(483e) Surrogate Function Optimization of Hybrid Power Systems Under Uncertainty | AIChE

(483e) Surrogate Function Optimization of Hybrid Power Systems Under Uncertainty


Gatzke, E. - Presenter, University of South Carolina

Despite the diminishing supply of non-renewable energy sources, the number of passenger vehicles purchased continues to rise with a projected 14 million cars to be sold to U.S. consumers in 2012. Hybrid electric vehicles (HEVs) combine an internal combustion engine or fuel cell with an electric motor while using a battery for energy storage. While HEVs require substantially less fuel in the long run than conventional vehicles, their high upfront cost and expensive battery replacement cost deter many buyers. Batteries are often conservatively designed to prevent damage, an effective but expensive method for handling the uncertainty which exists in battery production. More specifically, a battery which is designed with an excessive amount of capacity and baseline power will have a larger range and be far less likely to fail over time, but will be bigger, heavier and more expensive to begin with.

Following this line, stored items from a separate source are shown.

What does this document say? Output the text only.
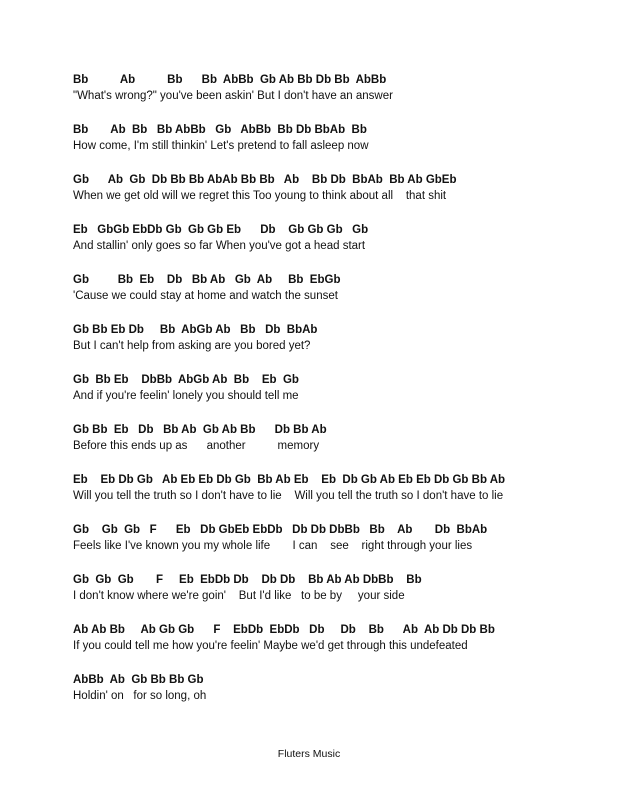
Bb          Ab          Bb      Bb  AbBb  Gb Ab Bb Db Bb  AbBb
"What's wrong?" you've been askin' But I don't have an answer
Bb       Ab  Bb   Bb AbBb   Gb   AbBb  Bb Db BbAb  Bb
How come, I'm still thinkin' Let's pretend to fall asleep now
Gb      Ab  Gb  Db Bb Bb AbAb Bb Bb   Ab    Bb Db  BbAb  Bb Ab GbEb
When we get old will we regret this Too young to think about all    that shit
Eb   GbGb EbDb Gb  Gb Gb Eb      Db    Gb Gb Gb   Gb
And stallin' only goes so far When you've got a head start
Gb         Bb  Eb    Db   Bb Ab   Gb  Ab     Bb  EbGb
'Cause we could stay at home and watch the sunset
Gb Bb Eb Db     Bb  AbGb Ab   Bb   Db  BbAb
But I can't help from asking are you bored yet?
Gb  Bb Eb    DbBb  AbGb Ab  Bb    Eb  Gb
And if you're feelin' lonely you should tell me
Gb Bb  Eb   Db   Bb Ab  Gb Ab Bb      Db Bb Ab
Before this ends up as      another          memory
Eb    Eb Db Gb   Ab Eb Eb Db Gb  Bb Ab Eb    Eb  Db Gb Ab Eb Eb Db Gb Bb Ab
Will you tell the truth so I don't have to lie    Will you tell the truth so I don't have to lie
Gb    Gb  Gb   F      Eb   Db GbEb EbDb   Db Db DbBb   Bb    Ab       Db  BbAb
Feels like I've known you my whole life       I can    see    right through your lies
Gb  Gb  Gb       F     Eb  EbDb Db    Db Db    Bb Ab Ab DbBb    Bb
I don't know where we're goin'    But I'd like   to be by     your side
Ab Ab Bb     Ab Gb Gb      F    EbDb  EbDb   Db     Db    Bb      Ab  Ab Db Db Bb
If you could tell me how you're feelin' Maybe we'd get through this undefeated
AbBb  Ab  Gb Bb Bb Gb
Holdin' on   for so long, oh
Fluters Music
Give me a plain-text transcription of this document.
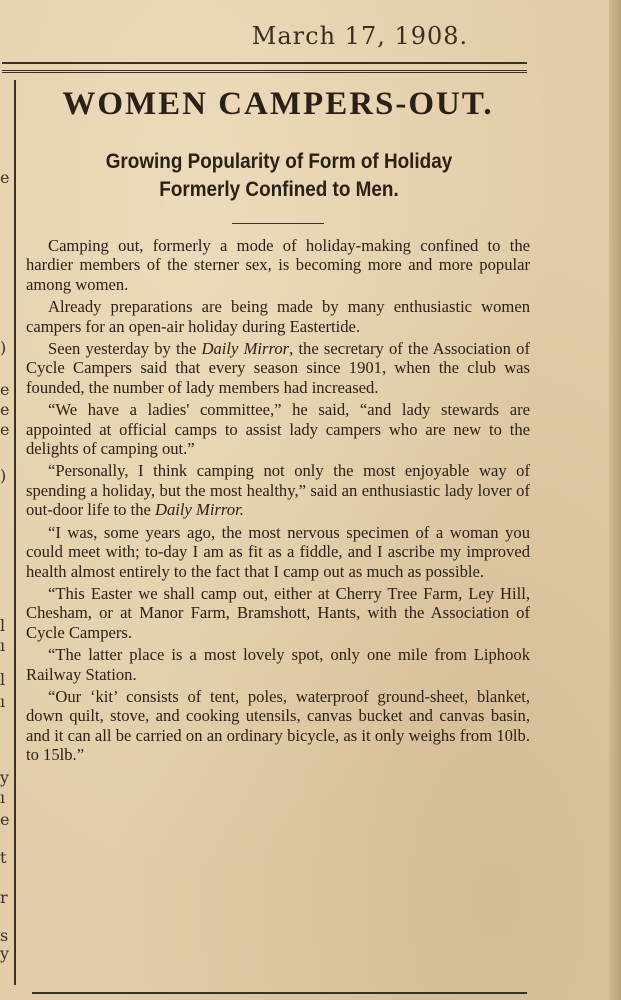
March 17, 1908.
e
)
e
e
e
)
l
ı
l
ı
y
ı
e
t
r
s
y
WOMEN CAMPERS-OUT.
Growing Popularity of Form of Holiday
Formerly Confined to Men.

Camping out, formerly a mode of holiday-making confined to the hardier members of the sterner sex, is becoming more and more popular among women.

Already preparations are being made by many enthusiastic women campers for an open-air holiday during Eastertide.

Seen yesterday by the Daily Mirror, the secretary of the Association of Cycle Campers said that every season since 1901, when the club was founded, the number of lady members had increased.

“We have a ladies' committee,” he said, “and lady stewards are appointed at official camps to assist lady campers who are new to the delights of camping out.”

“Personally, I think camping not only the most enjoyable way of spending a holiday, but the most healthy,” said an enthusiastic lady lover of out-door life to the Daily Mirror.

“I was, some years ago, the most nervous specimen of a woman you could meet with; to-day I am as fit as a fiddle, and I ascribe my improved health almost entirely to the fact that I camp out as much as possible.

“This Easter we shall camp out, either at Cherry Tree Farm, Ley Hill, Chesham, or at Manor Farm, Bramshott, Hants, with the Association of Cycle Campers.

“The latter place is a most lovely spot, only one mile from Liphook Railway Station.

“Our ‘kit’ consists of tent, poles, waterproof ground-sheet, blanket, down quilt, stove, and cooking utensils, canvas bucket and canvas basin, and it can all be carried on an ordinary bicycle, as it only weighs from 10lb. to 15lb.”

An empirical battery model was simulated using Matlab and Simulink, using battery capacity and baseline power load as design variables. The objective of the work was to reduce both the upfront cost and the risk of damage to the battery by optimizing capacity and baseline power. Uncertainty was added in the simulation to modify capacity, baseline power, resistance and initial state of charge. A numerical optimization method was developed specifically to handle uncertainty in the model. The method relies on repeatedly sampling and approximating the objective function surface. The method uses a trust-region approach, allowing the current sampling region to expand and contract depending on the location of the previous iteration solution. This method was found to handle uncertain optimization problems more effectively than other existing methods and robustly provided a successful solution to the HEV optimization problem.